THE PRICE OF TWO DEAD ISRAELI SOLDIERS
By Rabbi Rafi Rank, The CyberRav
It was a hard week for Israel. For two years the country and Jews around the world have prayed for the safe return of Ehud Goldwasser and Eldad Regev, two Israeli soldiers whose kidnapping in July of 2006 sparked the 34 day war between Israel and Hezbollah. This week, Israel’s prayers were answered, partially. Ehud and Eldad have finally returned to Israel, in coffins, and have since been buried in Israel’s sacred soil.
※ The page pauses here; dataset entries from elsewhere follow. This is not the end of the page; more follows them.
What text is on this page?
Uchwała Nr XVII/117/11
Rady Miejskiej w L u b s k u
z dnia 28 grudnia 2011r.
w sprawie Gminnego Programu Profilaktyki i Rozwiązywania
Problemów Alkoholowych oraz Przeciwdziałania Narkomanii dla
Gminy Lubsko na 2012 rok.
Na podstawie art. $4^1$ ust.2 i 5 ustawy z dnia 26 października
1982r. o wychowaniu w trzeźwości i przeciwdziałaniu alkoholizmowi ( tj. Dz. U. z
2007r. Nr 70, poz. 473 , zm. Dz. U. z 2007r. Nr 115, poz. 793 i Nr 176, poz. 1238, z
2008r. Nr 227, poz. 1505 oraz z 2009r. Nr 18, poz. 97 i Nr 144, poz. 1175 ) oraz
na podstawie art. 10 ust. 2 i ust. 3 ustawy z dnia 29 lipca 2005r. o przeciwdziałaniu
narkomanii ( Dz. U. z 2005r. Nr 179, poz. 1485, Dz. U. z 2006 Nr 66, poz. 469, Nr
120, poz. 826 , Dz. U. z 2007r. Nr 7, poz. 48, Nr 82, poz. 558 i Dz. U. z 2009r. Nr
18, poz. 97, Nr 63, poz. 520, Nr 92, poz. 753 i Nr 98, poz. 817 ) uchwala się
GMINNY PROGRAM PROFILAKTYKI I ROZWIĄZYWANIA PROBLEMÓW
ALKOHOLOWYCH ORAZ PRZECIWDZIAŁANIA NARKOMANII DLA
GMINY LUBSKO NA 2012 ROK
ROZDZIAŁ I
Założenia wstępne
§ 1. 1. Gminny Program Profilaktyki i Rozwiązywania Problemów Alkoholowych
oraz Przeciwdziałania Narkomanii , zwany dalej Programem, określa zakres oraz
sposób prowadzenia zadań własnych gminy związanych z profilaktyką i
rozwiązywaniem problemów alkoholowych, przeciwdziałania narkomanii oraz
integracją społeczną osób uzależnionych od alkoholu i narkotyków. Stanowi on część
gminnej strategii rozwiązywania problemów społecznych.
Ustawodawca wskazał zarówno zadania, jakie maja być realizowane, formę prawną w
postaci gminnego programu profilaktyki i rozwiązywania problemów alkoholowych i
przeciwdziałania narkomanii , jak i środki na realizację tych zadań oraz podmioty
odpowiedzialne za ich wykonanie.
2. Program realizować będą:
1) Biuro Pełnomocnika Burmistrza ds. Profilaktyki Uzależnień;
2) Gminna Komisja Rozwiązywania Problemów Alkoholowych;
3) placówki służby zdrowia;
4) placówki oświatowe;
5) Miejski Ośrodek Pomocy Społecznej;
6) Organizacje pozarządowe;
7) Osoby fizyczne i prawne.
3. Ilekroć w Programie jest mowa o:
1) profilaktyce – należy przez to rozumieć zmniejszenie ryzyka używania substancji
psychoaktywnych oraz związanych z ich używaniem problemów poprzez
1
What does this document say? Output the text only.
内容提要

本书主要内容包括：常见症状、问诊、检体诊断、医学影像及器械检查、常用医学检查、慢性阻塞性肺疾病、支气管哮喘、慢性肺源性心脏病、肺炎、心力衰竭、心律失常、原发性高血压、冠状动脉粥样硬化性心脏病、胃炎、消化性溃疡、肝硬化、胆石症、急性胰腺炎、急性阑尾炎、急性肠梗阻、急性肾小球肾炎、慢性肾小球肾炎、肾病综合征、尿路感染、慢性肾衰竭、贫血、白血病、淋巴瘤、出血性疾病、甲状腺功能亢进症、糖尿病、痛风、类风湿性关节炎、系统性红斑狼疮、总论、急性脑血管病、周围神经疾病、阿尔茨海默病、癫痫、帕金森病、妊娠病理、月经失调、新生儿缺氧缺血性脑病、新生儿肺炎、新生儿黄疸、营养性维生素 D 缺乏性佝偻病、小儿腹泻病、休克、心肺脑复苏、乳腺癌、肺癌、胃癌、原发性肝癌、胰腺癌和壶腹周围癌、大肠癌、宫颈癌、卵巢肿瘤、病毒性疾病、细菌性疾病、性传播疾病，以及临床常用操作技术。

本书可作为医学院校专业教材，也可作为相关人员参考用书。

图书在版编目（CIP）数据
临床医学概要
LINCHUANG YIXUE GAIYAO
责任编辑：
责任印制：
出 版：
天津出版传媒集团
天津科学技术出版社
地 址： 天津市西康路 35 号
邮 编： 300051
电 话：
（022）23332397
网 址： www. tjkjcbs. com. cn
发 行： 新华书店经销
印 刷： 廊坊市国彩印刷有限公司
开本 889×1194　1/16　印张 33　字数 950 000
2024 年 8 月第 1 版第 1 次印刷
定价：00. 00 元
It was a controversial return. The two were not simply returned to Israel gratis, but were part of an extensively negotiated prisoner exchange. Yes, Israel finally got Ehud and Eldad back, but in order to do so, Israel returned the remains of 199 killed Lebanese soldiers, four Lebanese combatants, and one convicted terrorist. The terrorist, Samir Kuntar, a Lebanese Druze, was convicted of killing an Israeli police officer in front of his 4 year old daughter, and then bludgeoning his daughter to death. The murders took place in 1979 and Kuntar, at the age of 16, was sentenced to 542 years in prison. He’s apparently gotten out early.
Tzahal, the Israeli Defense Forces, abides by a code in which it vows to leave no soldier on the battlefield or behind enemy lines. It’s an absolute for them and whenever we choose to live with absolutes, the inability to moderate the absolute can bring us to decisions we might later regret. Kuntar received a hero’s welcome in Lebanon. And this is what Kuntar had to say during his reception: “I return today from Palestine, but believe me, I return to Lebanon only in order to return to Palestine.” Has veShalom—God Forbid!
As someone I know once said, the only thing worse than having to bury a child is not having the child to bury. The grief of the Goldwasser and Regev families has certainly been intense, not knowing whether their two boys were dead or alive. We can all sympathize with the agony of that terrible situation. Then again, responsible leadership will never endanger the lives of a nation in deference to the desires of a few, no matter how legitimate those desires may be. If you were the prime minister of Israel, what would you have done?
This week, Israel answered the question of exactly what is the price of two dead Israeli soldiers. They are worth the remains of 199 killed Lebanese soldiers, four living Lebanese combatants, and one, very-much-alive terrorist. They say that Jews are smart businessmen. Not always.